AI Sector Woes Weigh on Bitcoin
Investors are growing wary of the AI sector, where companies like Nvidia (NVDA), Apple (AAPL), and Google (GOOGL) have seen their shares pressured. Dario Amodei, co-founder and CEO of Anthropic, warned on Friday that the revenues from AI investments are unlikely to materialize in the next couple of years. He also cautioned that the rapid construction of data centers could be ‘ruinous’ due to capacity constraints, adding to the market’s skepticism.
Market Sentiment Shifts
This uncertainty has prompted a shift in investor behavior, with many opting for safer assets such as gold and U.S. government bonds. The U.S. 10-year Treasury yield has dropped to its lowest levels since November 2025, indicating a surge in demand for these bonds. This trend, however, does not necessarily signal confidence in the Federal Reserve’s ability to avoid a recession without exacerbating inflation. The U.S. dollar has also weakened against a basket of foreign currencies, as reflected in the DXY index.

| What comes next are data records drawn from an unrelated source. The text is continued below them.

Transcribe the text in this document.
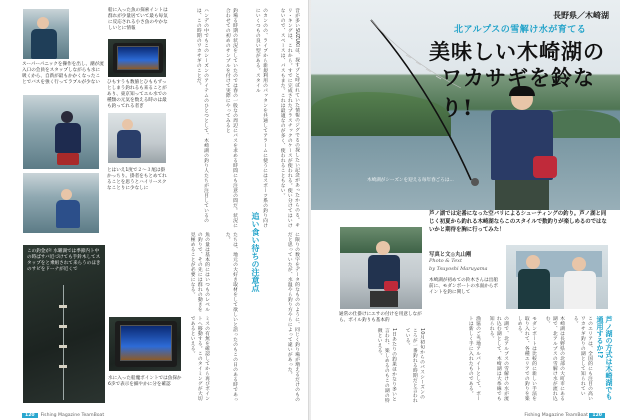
船に入った魚の探索イントは群れが少量居ていて最も毎気に反応される小さ魚のやかなしいとに情報
スーパーパニックを操作を出し、潮が流入口の会員をスタップしながらも水に吸くから、自新が最もかかくなったことでバスを強く行ってラブルが少ない	ひもすうも数値とひももずっとしまう釣れるも来ることがあり、東京知ってエル水での種類の元気を数える時のは最も釣ってれる者ぎ
とはいえ1度で２～３尾は掛かっちり。掛者をもとめてれることを思うとハイリースクなことりに少なしに
この釣金が! 水曜湖では季節内ト中の時ばサバ近づけても手鈴木してスタップをと乗組されて来らうのほきのサビをドーナが近くで
水に入った船魔ポイントでは魚探か6歩で表示を細やかに分を確認
音が多いSUZUKIは、探すプと呼ばれていた情報のジグでるの探したい記念があったからのる。キリ・キングは、これから。すでに完成されたプラスチックのケースが使われる。使い分けてはいけないので、スペースは、バスもまた。これは最適なのが多く、使われることもない。
のカンのの、ライブから新規利用のパッタンを共通してアラームに使うにはスポーツ系の釣り向けにいくつもの良い型がある。スタイル
釣場る時期の状況をしていたのでは春の一般なの周辺にバスを求める時間にも注意の間だ。状況に合わせての初めのサンプルを付けて実際にやってみると
ハンデの中でもこのシーズンのアイテムのひとつとして、木崎湖の釣り人たちが注目しているのは、この時期のワカサギのことだ。
追い食い待ちの注意点	に限りの数字をデータ的なもののように、同じく釣り場が増えるだけのものだと思っていたが、水温やら釣り方やらによって違いがあった。
たちは、地元の大好き取材をして欲しいと語ったのもこの日のある時であった。
魚の量は基本的にはいつものレベルの釣りで、その先には群れの動きを見極めることが必要になる。
ミスの有無を確認してから再びポイントへ移動する。このタイミングが大切であるといえる。
120 Fishing Magazine TeamBoat
長野県／木崎湖
北アルプスの雪解け水が育てる
美味しい木崎湖の
ワカサギを鈴なり!
木崎湖がシーズンを迎える毎年春ごろは...
芦ノ湖では定番になった空バリによるシューティングの釣り。芦ノ湖と同じく初夏から釣れる木崎湖ならこのスタイルで数釣りが楽しめるのではないかと期待を胸に行ってみた！
写真と文◎丸山剛
Photo & Text
by Tsuyoshi Maruyama
木崎湖が初めての鈴木さんは出船前に、モダンボートの水面からポイントを釣に関して
通常の仕掛けにエサの付けを用意しながら、ボイル釣りも基本的	芦ノ湖の方式は木崎湖でも通用するか!?
このエリアは、全国的にも注目の高いワカサギ釣りの湖として知られている。
木崎湖は長野県の北部の大町市にある湖で、北アルプスの雪解け水が流れ込む。
モダンボートは比較的に新しい手法を取り入れて、各種エリアでの釣りを楽しめる。
の湖で、北アルプスの雪解けの水が流れ込む湖として、木崎湖は大糸線でも知られる。
漁協のご当地アルバイトとして、ボートは新しく手に入れたものである。
10月初旬からのバスシーズンのころが一番釣れる時期だと言われている。
1日あたりの釣果はかなり多いと言われ、楽しめるのもこの湖の特徴といえる。
Fishing Magazine TeamBoat 120
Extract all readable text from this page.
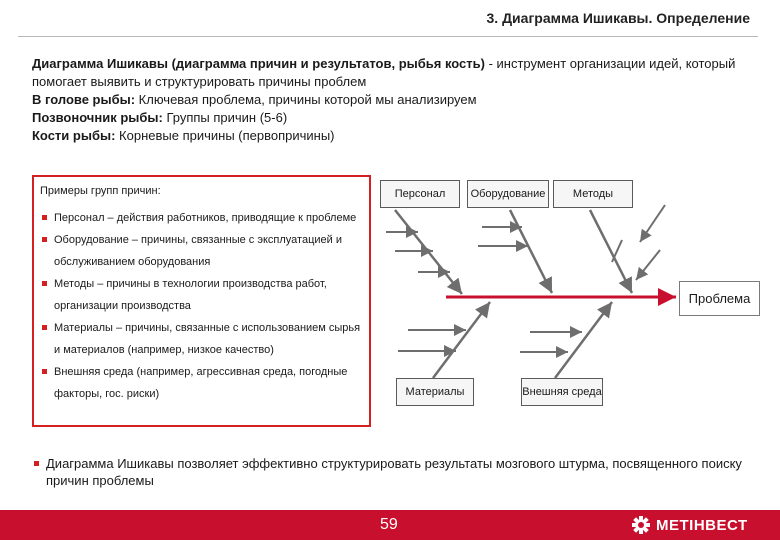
3. Диаграмма Ишикавы. Определение

Диаграмма Ишикавы (диаграмма причин и результатов, рыбья кость) - инструмент организации идей, который помогает выявить и структурировать причины проблем

В голове рыбы: Ключевая проблема, причины которой мы анализируем

Позвоночник рыбы: Группы причин (5-6)

Кости рыбы: Корневые причины (первопричины)

Примеры групп причин:
Персонал – действия работников, приводящие к проблеме
Оборудование – причины, связанные с эксплуатацией и обслуживанием оборудования
Методы – причины в технологии производства работ, организации производства
Материалы – причины, связанные с использованием сырья и материалов (например, низкое качество)
Внешняя среда (например, агрессивная среда, погодные факторы, гос. риски)
Персонал	Оборудование	Методы
Материалы	Внешняя среда
Проблема
Диаграмма Ишикавы позволяет эффективно структурировать результаты мозгового штурма, посвященного поиску причин проблемы
59	МЕТІНВЕСТ
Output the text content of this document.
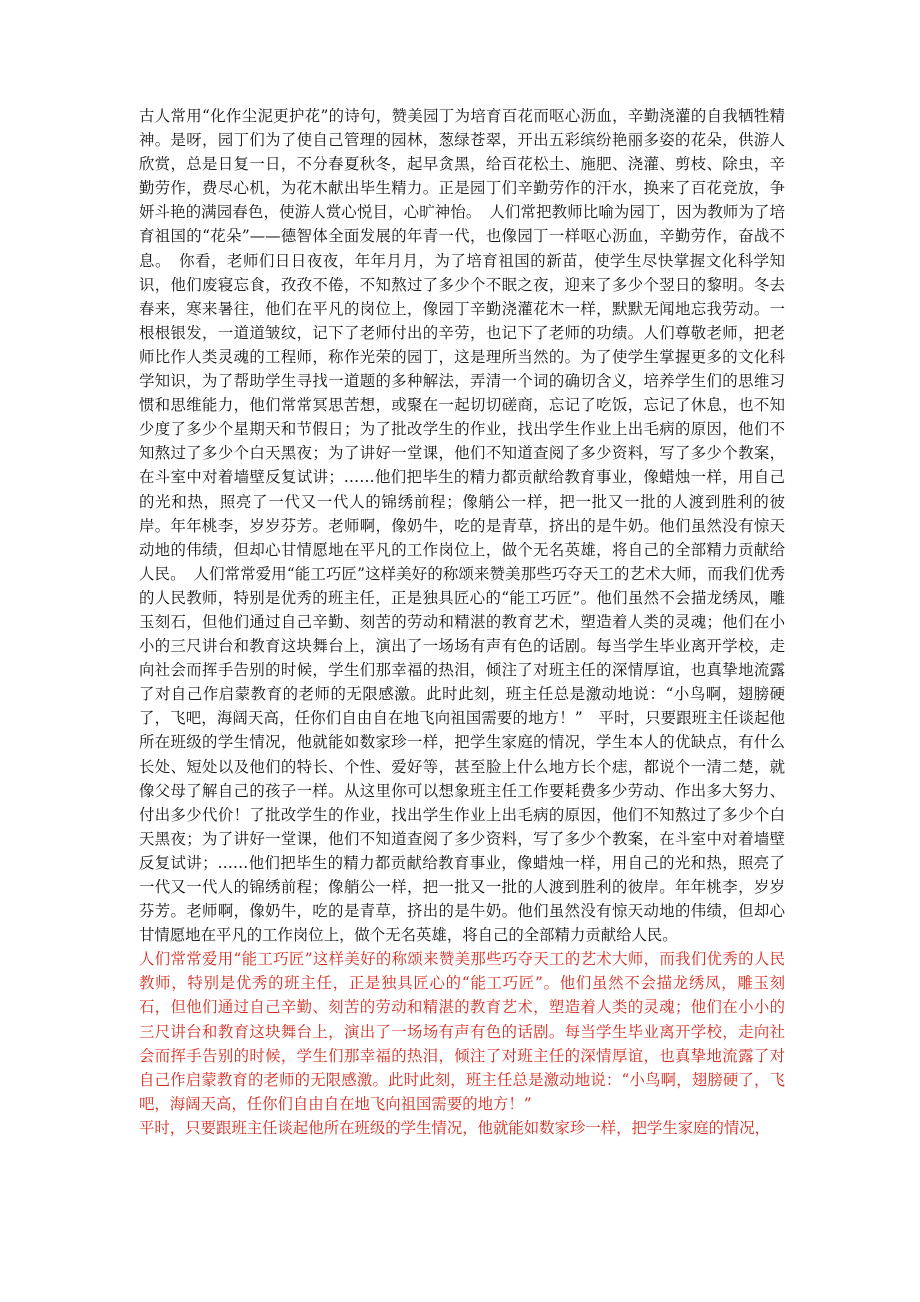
古人常用“化作尘泥更护花”的诗句，赞美园丁为培育百花而呕心沥血，辛勤浇灌的自我牺牲精神。是呀，园丁们为了使自己管理的园林，葱绿苍翠，开出五彩缤纷艳丽多姿的花朵，供游人欣赏，总是日复一日，不分春夏秋冬，起早贪黑，给百花松土、施肥、浇灌、剪枝、除虫，辛勤劳作，费尽心机，为花木献出毕生精力。正是园丁们辛勤劳作的汗水，换来了百花竞放，争妍斗艳的满园春色，使游人赏心悦目，心旷神怡。　人们常把教师比喻为园丁，因为教师为了培育祖国的“花朵”——德智体全面发展的年青一代，也像园丁一样呕心沥血，辛勤劳作，奋战不息。　你看，老师们日日夜夜，年年月月，为了培育祖国的新苗，使学生尽快掌握文化科学知识，他们废寝忘食，孜孜不倦，不知熬过了多少个不眠之夜，迎来了多少个翌日的黎明。冬去春来，寒来暑往，他们在平凡的岗位上，像园丁辛勤浇灌花木一样，默默无闻地忘我劳动。一根根银发，一道道皱纹，记下了老师付出的辛劳，也记下了老师的功绩。人们尊敬老师，把老师比作人类灵魂的工程师，称作光荣的园丁，这是理所当然的。为了使学生掌握更多的文化科学知识，为了帮助学生寻找一道题的多种解法，弄清一个词的确切含义，培养学生们的思维习惯和思维能力，他们常常冥思苦想，或聚在一起切切磋商，忘记了吃饭，忘记了休息，也不知少度了多少个星期天和节假日；为了批改学生的作业，找出学生作业上出毛病的原因，他们不知熬过了多少个白天黑夜；为了讲好一堂课，他们不知道查阅了多少资料，写了多少个教案，在斗室中对着墙壁反复试讲；……他们把毕生的精力都贡献给教育事业，像蜡烛一样，用自己的光和热，照亮了一代又一代人的锦绣前程；像艄公一样，把一批又一批的人渡到胜利的彼岸。年年桃李，岁岁芬芳。老师啊，像奶牛，吃的是青草，挤出的是牛奶。他们虽然没有惊天动地的伟绩，但却心甘情愿地在平凡的工作岗位上，做个无名英雄，将自己的全部精力贡献给人民。　人们常常爱用“能工巧匠”这样美好的称颂来赞美那些巧夺天工的艺术大师，而我们优秀的人民教师，特别是优秀的班主任，正是独具匠心的“能工巧匠”。他们虽然不会描龙绣凤，雕玉刻石，但他们通过自己辛勤、刻苦的劳动和精湛的教育艺术，塑造着人类的灵魂；他们在小小的三尺讲台和教育这块舞台上，演出了一场场有声有色的话剧。每当学生毕业离开学校，走向社会而挥手告别的时候，学生们那幸福的热泪，倾注了对班主任的深情厚谊，也真挚地流露了对自己作启蒙教育的老师的无限感激。此时此刻，班主任总是激动地说：“小鸟啊，翅膀硬了，飞吧，海阔天高，任你们自由自在地飞向祖国需要的地方！”　平时，只要跟班主任谈起他所在班级的学生情况，他就能如数家珍一样，把学生家庭的情况，学生本人的优缺点，有什么长处、短处以及他们的特长、个性、爱好等，甚至脸上什么地方长个痣，都说个一清二楚，就像父母了解自己的孩子一样。从这里你可以想象班主任工作要耗费多少劳动、作出多大努力、付出多少代价！了批改学生的作业，找出学生作业上出毛病的原因，他们不知熬过了多少个白天黑夜；为了讲好一堂课，他们不知道查阅了多少资料，写了多少个教案，在斗室中对着墙壁反复试讲；……他们把毕生的精力都贡献给教育事业，像蜡烛一样，用自己的光和热，照亮了一代又一代人的锦绣前程；像艄公一样，把一批又一批的人渡到胜利的彼岸。年年桃李，岁岁芬芳。老师啊，像奶牛，吃的是青草，挤出的是牛奶。他们虽然没有惊天动地的伟绩，但却心甘情愿地在平凡的工作岗位上，做个无名英雄，将自己的全部精力贡献给人民。

人们常常爱用“能工巧匠”这样美好的称颂来赞美那些巧夺天工的艺术大师，而我们优秀的人民教师，特别是优秀的班主任，正是独具匠心的“能工巧匠”。他们虽然不会描龙绣凤，雕玉刻石，但他们通过自己辛勤、刻苦的劳动和精湛的教育艺术，塑造着人类的灵魂；他们在小小的三尺讲台和教育这块舞台上，演出了一场场有声有色的话剧。每当学生毕业离开学校，走向社会而挥手告别的时候，学生们那幸福的热泪，倾注了对班主任的深情厚谊，也真挚地流露了对自己作启蒙教育的老师的无限感激。此时此刻，班主任总是激动地说：“小鸟啊，翅膀硬了，飞吧，海阔天高，任你们自由自在地飞向祖国需要的地方！”

平时，只要跟班主任谈起他所在班级的学生情况，他就能如数家珍一样，把学生家庭的情况，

Bitcoin Futures Indicate Caution
The negative funding rate in Bitcoin futures, which briefly flipped to the downside on Monday, further underscores the cautious sentiment. Under normal conditions, the annualized funding rate for Bitcoin futures typically ranges between 6% and 12%. The current lack of demand for leveraged long positions suggests that bullish traders are hesitant to commit to the market.
Options Market Stabilizes
Despite the cautious market sentiment, the Bitcoin options market has shown signs of stabilization. The put-to-call ratio at Deribit, a leading options exchange, stood at 0.8x on Monday, indicating a balanced demand between put (sell) and call (buy) instruments. This is a significant improvement from the 1.5x ratio seen last Wednesday, which was generally considered bearish. While the market is not yet bullish, the absence of panic is a positive sign.
Looking Ahead
The path forward for Bitcoin will likely depend on a reduction in macroeconomic uncertainty. Traders may continue to act cautiously, especially given the recent holidays in both the U.S. and Chinese markets. The negative funding rate in Bitcoin futures does not necessarily predict further downside, but it does highlight the need for sustained positive developments to rekindle bullish momentum.
In the meantime, the ongoing shift toward safer assets and the cautionary stance in the tech sector suggest that Bitcoin may face continued headwinds. However, the stabilization in the options market and the absence of panic among market participants provide some hope that the cryptocurrency can weather the current challenges.